Small, Cheap Computer sales to soar as Intel boosts Atom supply
End in sight for battery shortage too, vendors cheer
Computex Asus' President, Jerry Shen, has forecast sales of Small, Cheap Computers™ will top 10m units this year, presumably having been encouraged by Intel bigwig Sean Maloney's promise of "very, very high volumes" of Atom CPUs by September.
What a week for this emerging market segment it's been. On Monday, Shen was reported to have indicated a shortage of Intel's Atom N270 and 230 processor, aimed at small laptops and desktops, respectively.
Thanks to Asus' release of the Celeron M-based Eee PC 900, Shen reckons Asus is less susceptible to any Atom famine than its rivals. Companies, like HP, that are using VIA's C7-M processor should be safe too, but it could leave Dell, Acer, MSI, Gigabyte and others only able to ramp up volumes slowly.

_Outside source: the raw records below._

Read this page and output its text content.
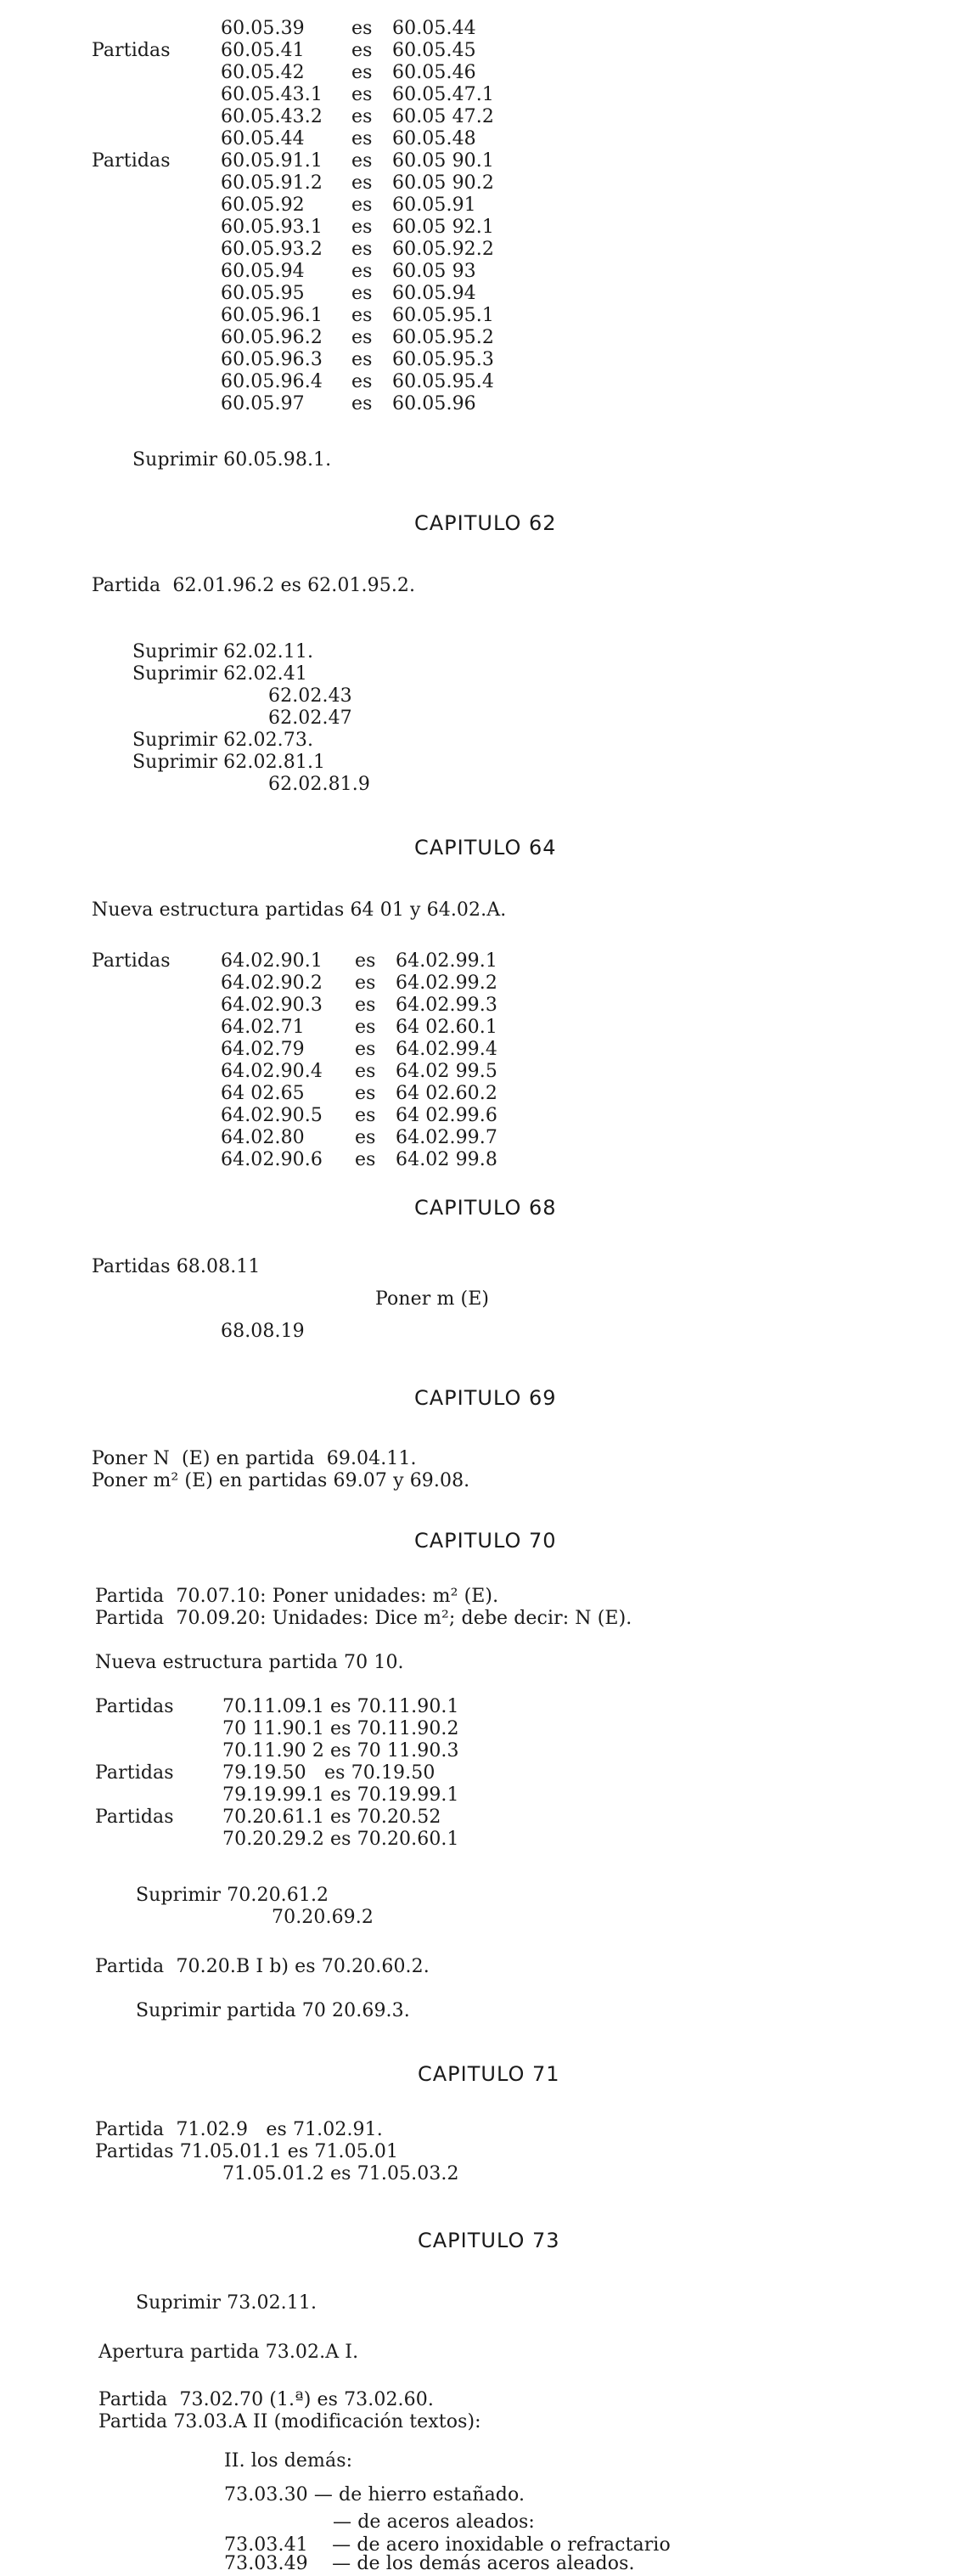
60.05.39	es 60.05.44
Partidas	60.05.41	es 60.05.45
60.05.42	es 60.05.46
60.05.43.1 es 60.05.47.1
60.05.43.2 es 60.05 47.2
60.05.44	es 60.05.48
Partidas	60.05.91.1 es 60.05 90.1
60.05.91.2 es 60.05 90.2
60.05.92	es 60.05.91
60.05.93.1 es 60.05 92.1
60.05.93.2 es 60.05.92.2
60.05.94	es 60.05 93
60.05.95	es 60.05.94
60.05.96.1 es 60.05.95.1
60.05.96.2 es 60.05.95.2
60.05.96.3 es 60.05.95.3
60.05.96.4 es 60.05.95.4
60.05.97	es 60.05.96
Suprimir 60.05.98.1.
CAPITULO 62
Partida  62.01.96.2 es 62.01.95.2.
Suprimir 62.02.11.
Suprimir 62.02.41
62.02.43
62.02.47
Suprimir 62.02.73.
Suprimir 62.02.81.1
62.02.81.9
CAPITULO 64
Nueva estructura partidas 64 01 y 64.02.A.
Partidas	64.02.90.1 es 64.02.99.1
64.02.90.2 es 64.02.99.2
64.02.90.3 es 64.02.99.3
64.02.71	es 64 02.60.1
64.02.79	es 64.02.99.4
64.02.90.4 es 64.02 99.5
64 02.65	es 64 02.60.2
64.02.90.5 es 64 02.99.6
64.02.80	es 64.02.99.7
64.02.90.6 es 64.02 99.8
CAPITULO 68
Partidas 68.08.11
Poner m (E)
68.08.19
CAPITULO 69
Poner N  (E) en partida  69.04.11.
Poner m² (E) en partidas 69.07 y 69.08.
CAPITULO 70
Partida  70.07.10: Poner unidades: m² (E).
Partida  70.09.20: Unidades: Dice m²; debe decir: N (E).
Nueva estructura partida 70 10.
Partidas	70.11.09.1 es 70.11.90.1
70 11.90.1 es 70.11.90.2
70.11.90 2 es 70 11.90.3
Partidas	79.19.50   es 70.19.50
79.19.99.1 es 70.19.99.1
Partidas	70.20.61.1 es 70.20.52
70.20.29.2 es 70.20.60.1
Suprimir 70.20.61.2
70.20.69.2
Partida  70.20.B I b) es 70.20.60.2.
Suprimir partida 70 20.69.3.
CAPITULO 71
Partida  71.02.9   es 71.02.91.
Partidas 71.05.01.1 es 71.05.01
71.05.01.2 es 71.05.03.2
CAPITULO 73
Suprimir 73.02.11.
Apertura partida 73.02.A I.
Partida  73.02.70 (1.ª) es 73.02.60.
Partida 73.03.A II (modificación textos):
II. los demás:
73.03.30 — de hierro estañado.
— de aceros aleados:
73.03.41    — de acero inoxidable o refractario
73.03.49    — de los demás aceros aleados.
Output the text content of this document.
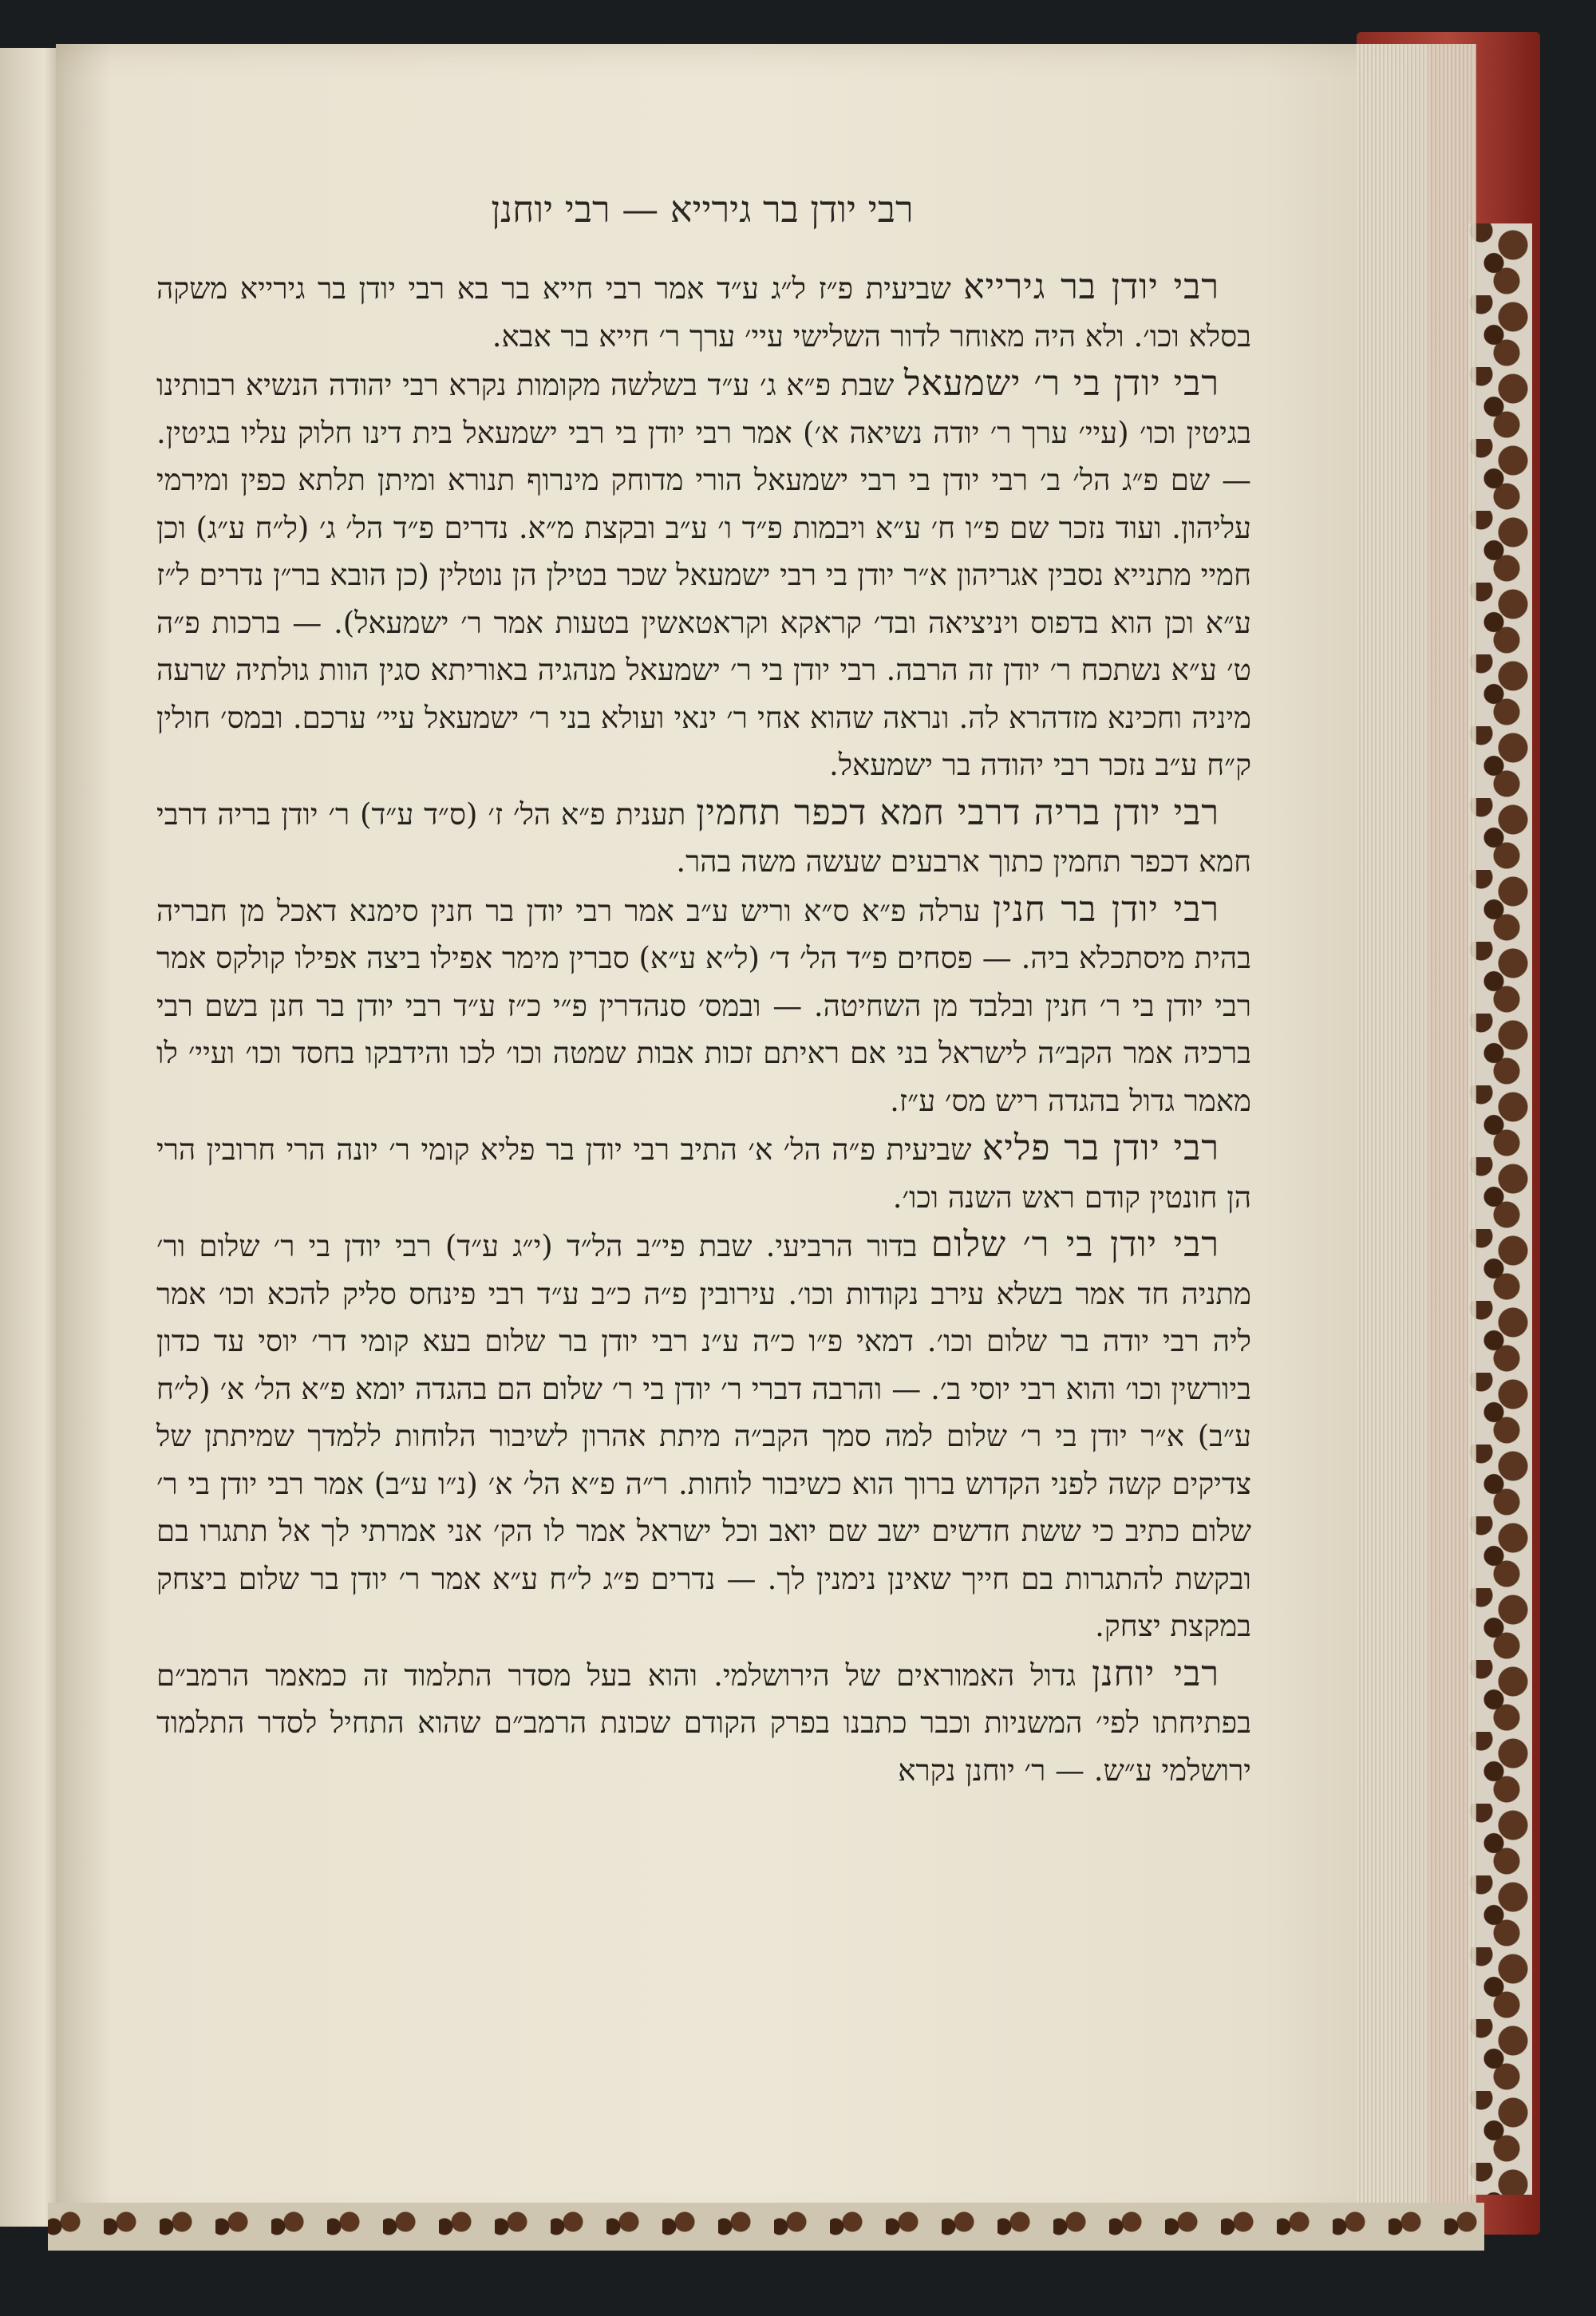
רבי יודן בר גירייא — רבי יוחנן

רבי יודן בר גירייא שביעית פ״ז ל״ג ע״ד אמר רבי חייא בר בא רבי יודן בר גירייא משקה בסלא וכו׳. ולא היה מאוחר לדור השלישי עיי׳ ערך ר׳ חייא בר אבא.

רבי יודן בי ר׳ ישמעאל שבת פ״א ג׳ ע״ד בשלשה מקומות נקרא רבי יהודה הנשיא רבותינו בגיטין וכו׳ (עיי׳ ערך ר׳ יודה נשיאה א׳) אמר רבי יודן בי רבי ישמעאל בית דינו חלוק עליו בגיטין. — שם פ״ג הל׳ ב׳ רבי יודן בי רבי ישמעאל הורי מדוחק מינרוף תנורא ומיתן תלתא כפין ומירמי עליהון. ועוד נזכר שם פ״ו ח׳ ע״א ויבמות פ״ד ו׳ ע״ב ובקצת מ״א. נדרים פ״ד הל׳ ג׳ (ל״ח ע״ג) וכן חמיי מתנייא נסבין אגריהון א״ר יודן בי רבי ישמעאל שכר בטילן הן נוטלין (כן הובא בר״ן נדרים ל״ז ע״א וכן הוא בדפוס ויניציאה ובד׳ קראקא וקראטאשין בטעות אמר ר׳ ישמעאל). — ברכות פ״ה ט׳ ע״א נשתכח ר׳ יודן זה הרבה. רבי יודן בי ר׳ ישמעאל מנהגיה באוריתא סגין הוות גולתיה שרעה מיניה וחכינא מזדהרא לה. ונראה שהוא אחי ר׳ ינאי ועולא בני ר׳ ישמעאל עיי׳ ערכם. ובמס׳ חולין ק״ח ע״ב נזכר רבי יהודה בר ישמעאל.

רבי יודן בריה דרבי חמא דכפר תחמין תענית פ״א הל׳ ז׳ (ס״ד ע״ד) ר׳ יודן בריה דרבי חמא דכפר תחמין כתוך ארבעים שעשה משה בהר.

רבי יודן בר חנין ערלה פ״א ס״א וריש ע״ב אמר רבי יודן בר חנין סימנא דאכל מן חבריה בהית מיסתכלא ביה. — פסחים פ״ד הל׳ ד׳ (ל״א ע״א) סברין מימר אפילו ביצה אפילו קולקס אמר רבי יודן בי ר׳ חנין ובלבד מן השחיטה. — ובמס׳ סנהדרין פ״י כ״ז ע״ד רבי יודן בר חנן בשם רבי ברכיה אמר הקב״ה לישראל בני אם ראיתם זכות אבות שמטה וכו׳ לכו והידבקו בחסד וכו׳ ועיי׳ לו מאמר גדול בהגדה ריש מס׳ ע״ז.

רבי יודן בר פליא שביעית פ״ה הל׳ א׳ התיב רבי יודן בר פליא קומי ר׳ יונה הרי חרובין הרי הן חונטין קודם ראש השנה וכו׳.

רבי יודן בי ר׳ שלום בדור הרביעי. שבת פי״ב הל״ד (י״ג ע״ד) רבי יודן בי ר׳ שלום ור׳ מתניה חד אמר בשלא עירב נקודות וכו׳. עירובין פ״ה כ״ב ע״ד רבי פינחס סליק להכא וכו׳ אמר ליה רבי יודה בר שלום וכו׳. דמאי פ״ו כ״ה ע״נ רבי יודן בר שלום בעא קומי דר׳ יוסי עד כדון ביורשין וכו׳ והוא רבי יוסי ב׳. — והרבה דברי ר׳ יודן בי ר׳ שלום הם בהגדה יומא פ״א הל׳ א׳ (ל״ח ע״ב) א״ר יודן בי ר׳ שלום למה סמך הקב״ה מיתת אהרון לשיבור הלוחות ללמדך שמיתתן של צדיקים קשה לפני הקדוש ברוך הוא כשיבור לוחות. ר״ה פ״א הל׳ א׳ (נ״ו ע״ב) אמר רבי יודן בי ר׳ שלום כתיב כי ששת חדשים ישב שם יואב וכל ישראל אמר לו הק׳ אני אמרתי לך אל תתגרו בם ובקשת להתגרות בם חייך שאינן נימנין לך. — נדרים פ״ג ל״ח ע״א אמר ר׳ יודן בר שלום ביצחק במקצת יצחק.

רבי יוחנן גדול האמוראים של הירושלמי. והוא בעל מסדר התלמוד זה כמאמר הרמב״ם בפתיחתו לפי׳ המשניות וכבר כתבנו בפרק הקודם שכונת הרמב״ם שהוא התחיל לסדר התלמוד ירושלמי ע״ש. — ר׳ יוחנן נקרא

Shen's eye, however, is looking further out, particularly the coming Christmas sales season. If Intel can sort out Atom production by October, everything will be fine, Shen suggested.
Asus Eee PC and friend: swelling demand
The next day, Asus announced its Atom-based Eee PC 901 and 1000 ; Gigabyte took the wraps off its M912 ; MSI formally launched the Wind, in both sub-notebook  and desktop  forms; and Acer unveiled its £199 Aspire One .
Intel, SanDisk, TDK, Samsung and others separately announced solid-state drive components aimed at such machines.
Separately, VIA announced a revamp of its NanoBook SCC reference design, now made more Eee-like  and restyled the OpenBook.
Enter Maloney, speaking at the Computex show in Taipei, where he was interviewed by IDG. Speaking to the newswire on Tuesday, he said: "By September, there are going to be very, very high volumes."
Problem sorted, hopefully, and today Shen was reported  to have made that 10m sales forecast, which is predicated on sales of 7m SCCs fitted with Atom processors. The rest are split between Intel's Celeron M and VIA's C7-M, with the former fading as Atom volumes ramp up, we'd suggest.
Shen's confident of Asus' ability to cope: he claimed Intel has guaranteed it will get a given quantity of Atoms for the Eee PC 901 and 1000, and, as we say, there's the Eee PC 900 to fall back on.
Computex SCCs: (clockwise from top left) Acer Aspire One, Asus Eee PC 1000, Gigabyte M912, MSI Wind
One other component hindering SCC demand is battery availability, which has hit Asus and others already. It's one reason, we suspect, why Asus shipped UK and European Eee PC 900s with a 4400mAh battery, while a 5800mAH power pack went to other territories. That's just our guess - Asus hasn't confirmed or denied it.
Shen said the battery dearth will ease by July, which is good timing given than the first Atom-based SCCs, such as Acer's Aspire One, aren't expected to ship until late June or early July.